A vegan venture

With so much chat about health, diet, environment and the impact that meat consumption has on all of these, we’ve been having a try of a vegan lifestyle. The kids haven’t been involved so far, because to be totally honest, we have a hectic life already and I have no time or patience for convincing my kids to consume a cauliflower curry on a Wednesday night. So it’s just me and the hubster for now.

Here at Mumsomnia Towers, we are huge carnivores. I’m actually quite embarrassed about our meat consumption when I stop and think about it. Basically, a meal isn’t a meal unless an animal has lost its life. Sorry if that’s too graphic.

What I’m saying is that as a family, and probably society, we’ve become quite dependent on eating meat. Apart from breakfasts, we probably have meat, fish or dairy with every meal. If we don’t, it’s beans on toast or a heinz tomato soup. So the idea of becoming vegan was a real challenge. There are a few films and documentaries doing the rounds, which are apparently transforming people’s lives by converting them to plant based diets. Even the CEO of sausage roll kings, Greggs, has recently converted.

So how is it for an average, meat feasting, food loving couple to adopt a vegan life without feeling like they’ve lost their culinary life? Here are my thoughts.

1. It’s not that hard. With a bit of planning, label checking and a lot of creativity, we’ve managed to make some decent meals. Curries, stews, smoothies, even pancakes! There’s a lot of trial and error, but as long as you seek flavour, it’s ok. The internet is of course a great source of inspiration and the BBC Good Food site and Jamie Oliver are good options. For more indy voices, check out Wicked Kitchen.
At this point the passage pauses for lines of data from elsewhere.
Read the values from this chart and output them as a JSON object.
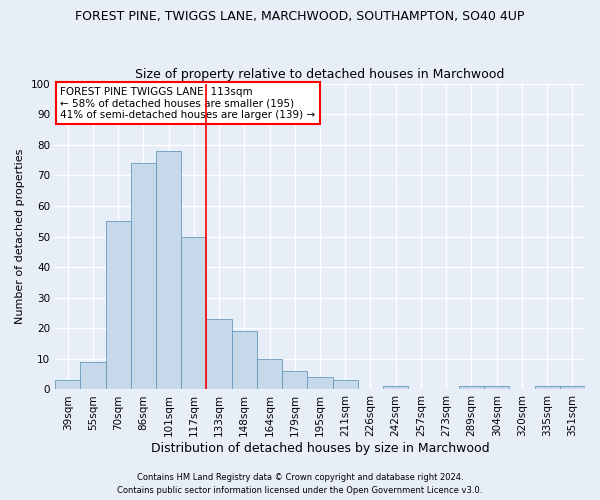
{
  "title_line1": "FOREST PINE, TWIGGS LANE, MARCHWOOD, SOUTHAMPTON, SO40 4UP",
  "title_line2": "Size of property relative to detached houses in Marchwood",
  "xlabel": "Distribution of detached houses by size in Marchwood",
  "ylabel": "Number of detached properties",
  "categories": [
    "39sqm",
    "55sqm",
    "70sqm",
    "86sqm",
    "101sqm",
    "117sqm",
    "133sqm",
    "148sqm",
    "164sqm",
    "179sqm",
    "195sqm",
    "211sqm",
    "226sqm",
    "242sqm",
    "257sqm",
    "273sqm",
    "289sqm",
    "304sqm",
    "320sqm",
    "335sqm",
    "351sqm"
  ],
  "values": [
    3,
    9,
    55,
    74,
    78,
    50,
    23,
    19,
    10,
    6,
    4,
    3,
    0,
    1,
    0,
    0,
    1,
    1,
    0,
    1,
    1
  ],
  "bar_color": "#c6d9ea",
  "bar_edge_color": "#6699bb",
  "vline_x": 5.5,
  "vline_color": "red",
  "ylim": [
    0,
    100
  ],
  "yticks": [
    0,
    10,
    20,
    30,
    40,
    50,
    60,
    70,
    80,
    90,
    100
  ],
  "annotation_title": "FOREST PINE TWIGGS LANE: 113sqm",
  "annotation_line1": "← 58% of detached houses are smaller (195)",
  "annotation_line2": "41% of semi-detached houses are larger (139) →",
  "annotation_box_color": "white",
  "annotation_box_edge": "red",
  "footer_line1": "Contains HM Land Registry data © Crown copyright and database right 2024.",
  "footer_line2": "Contains public sector information licensed under the Open Government Licence v3.0.",
  "background_color": "#e8eef8",
  "grid_color": "white",
  "title_fontsize": 9,
  "subtitle_fontsize": 9,
  "tick_fontsize": 7.5,
  "ylabel_fontsize": 8,
  "xlabel_fontsize": 9,
  "annotation_fontsize": 7.5,
  "footer_fontsize": 6
}
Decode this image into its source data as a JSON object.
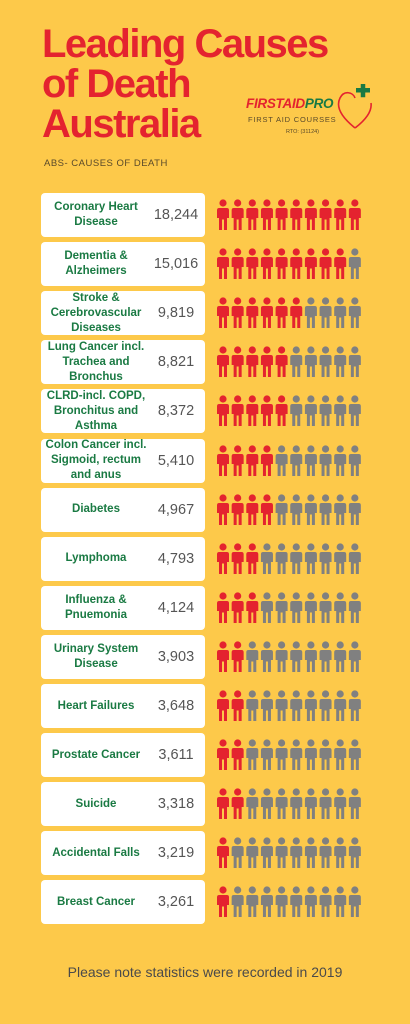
{
  "title_lines": [
    "Leading Causes",
    "of Death",
    "Australia"
  ],
  "logo": {
    "name_part1": "FIRSTAID",
    "name_part2": "PRO",
    "tagline": "FIRST AID COURSES",
    "rto": "RTO: (31124)"
  },
  "section_label": "ABS- CAUSES OF DEATH",
  "footer_note": "Please note statistics were recorded in 2019",
  "colors": {
    "background": "#fdc94a",
    "title": "#e4232f",
    "cause_text": "#1a7a43",
    "icon_filled": "#e4232f",
    "icon_empty": "#808080",
    "card": "#ffffff"
  },
  "icon_total": 10,
  "chart_data": {
    "type": "pictograph",
    "title": "Leading Causes of Death Australia",
    "subtitle": "ABS- CAUSES OF DEATH",
    "rows": [
      {
        "cause": "Coronary Heart Disease",
        "count": "18,244",
        "value": 18244,
        "icons_filled": 10
      },
      {
        "cause": "Dementia & Alzheimers",
        "count": "15,016",
        "value": 15016,
        "icons_filled": 9
      },
      {
        "cause": "Stroke & Cerebrovascular Diseases",
        "count": "9,819",
        "value": 9819,
        "icons_filled": 6
      },
      {
        "cause": "Lung Cancer incl. Trachea and Bronchus",
        "count": "8,821",
        "value": 8821,
        "icons_filled": 5
      },
      {
        "cause": "CLRD-incl. COPD, Bronchitus and Asthma",
        "count": "8,372",
        "value": 8372,
        "icons_filled": 5
      },
      {
        "cause": "Colon Cancer incl. Sigmoid, rectum and anus",
        "count": "5,410",
        "value": 5410,
        "icons_filled": 4
      },
      {
        "cause": "Diabetes",
        "count": "4,967",
        "value": 4967,
        "icons_filled": 4
      },
      {
        "cause": "Lymphoma",
        "count": "4,793",
        "value": 4793,
        "icons_filled": 3
      },
      {
        "cause": "Influenza & Pnuemonia",
        "count": "4,124",
        "value": 4124,
        "icons_filled": 3
      },
      {
        "cause": "Urinary System Disease",
        "count": "3,903",
        "value": 3903,
        "icons_filled": 2
      },
      {
        "cause": "Heart Failures",
        "count": "3,648",
        "value": 3648,
        "icons_filled": 2
      },
      {
        "cause": "Prostate Cancer",
        "count": "3,611",
        "value": 3611,
        "icons_filled": 2
      },
      {
        "cause": "Suicide",
        "count": "3,318",
        "value": 3318,
        "icons_filled": 2
      },
      {
        "cause": "Accidental Falls",
        "count": "3,219",
        "value": 3219,
        "icons_filled": 1
      },
      {
        "cause": "Breast Cancer",
        "count": "3,261",
        "value": 3261,
        "icons_filled": 1
      }
    ]
  }
}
2. It’s IMPOSSIBLE. Yes, this is a total contradiction, but certain days I’ve found myself just eating toast or rice cakes with peanut butter or sunflower spread out of laziness. It’s because soooo many products contain milk or something similar. So on the days I couldn’t be bothered to cook and just wanted something easy, it was a struggle. Likewise for anyone who travels for work, there are very few vegan options at train stations, on board or at motorway service stations, unless of course you want to fork out a small fortune, which is where the afore mentioned planning point helps. TIP – do research in advance of a trip and pack snacks.

3. Range and quality of ready meals is improving. Because of point 2, we decided to invest in a few back up options for lazy days. M&S Plant Kitchen is now my saviour. The sweet potato and cashew curry was a personal.fave, along with the sweet potato falafels. Their cauliflower popcorn bites were also tasty. The kids quite like Tesco’s vegan nuggets too!

4. Sweet potatoes are life savers. I’ve always loved sweet potato but found that I’ve been putting them in a lot of dishes. For flavour, bulking out and texture. Bulking is an issue, as just a plate of plain veg will have you (or me at least) feeling hungry within an hour. They also create a bit of variety for the plate vs greens, legumes and other carbs. Lentils are also good bulkers!

5. Cauliflower is NOT meat. Yeah it’s nice when cooked well, with lots of seasoning, but I wholeheartedly hate the term “cauliflower steak”, it’s just one big disappointment. In fact most veganised versions of meat products have totally misleading, disappointing and unnecessary names. Just call it a spiced cauliflower and my taste-buds know what to expect.

6. Meat isn’t the issue. Despite my initial worry that I’d be sniffing the kids’ chicken nuggets after 48hours, it’s not meat I’ve missed the most. A decent sized meal full of colour and flavour will satisfy me. What I’ve missed is dairy. I’ve realised I’m a cheese lover! I love it on things, in things, next to things. I’m guilty of just taking a slice of cheese whilst I’m thinking about what to eat or cook! I like cow’s milk in my tea. Coconut or soya milk just don’t cut it. Almond or oat milk will suffice, I guess. If I want a hot breakfast, eggs are my go to, so I’ve resorted to garlic mushrooms with spinach and tomatoes on toast. Nice but would be amazing in an omelette. With cheese on top.

8. My Ghanaian roots help! Whilst I’d probably think West Africans are big meat eaters, there are plenty of traditional meals that don’t require meat or animal derived products. Plantain and beans, spinach stew, garden eggs, kenke and shitto (no fish though, soz). So we’ve had a great excuse to eat more of my favourite dishes!

7. I feel ‘cleaner’. I can’t quite describe it, but my inside just feels a bit better. Now this might be a placebo effect, or because I’ve been eating less processed stuff like pasta, but I do feel quite good after just a couple of weeks. And knowing we’ve done our little bit for the planet, is a good feeling too.

All in all it’s been a good couple of weeks. I broke it at my work Xmas do, when I just couldn’t turn down a REAL stake 😊. But it’s made us both realise that we don’t need as much meat in out lives. With Veganuary starting soon, we’ll certainly be looking at how we can introduce more vegan meals into our diet and definitely get the kids involved.

Now to begin the hunt for more, child-friendly (and filling) vegan meals. If you have suggestions, hook me up!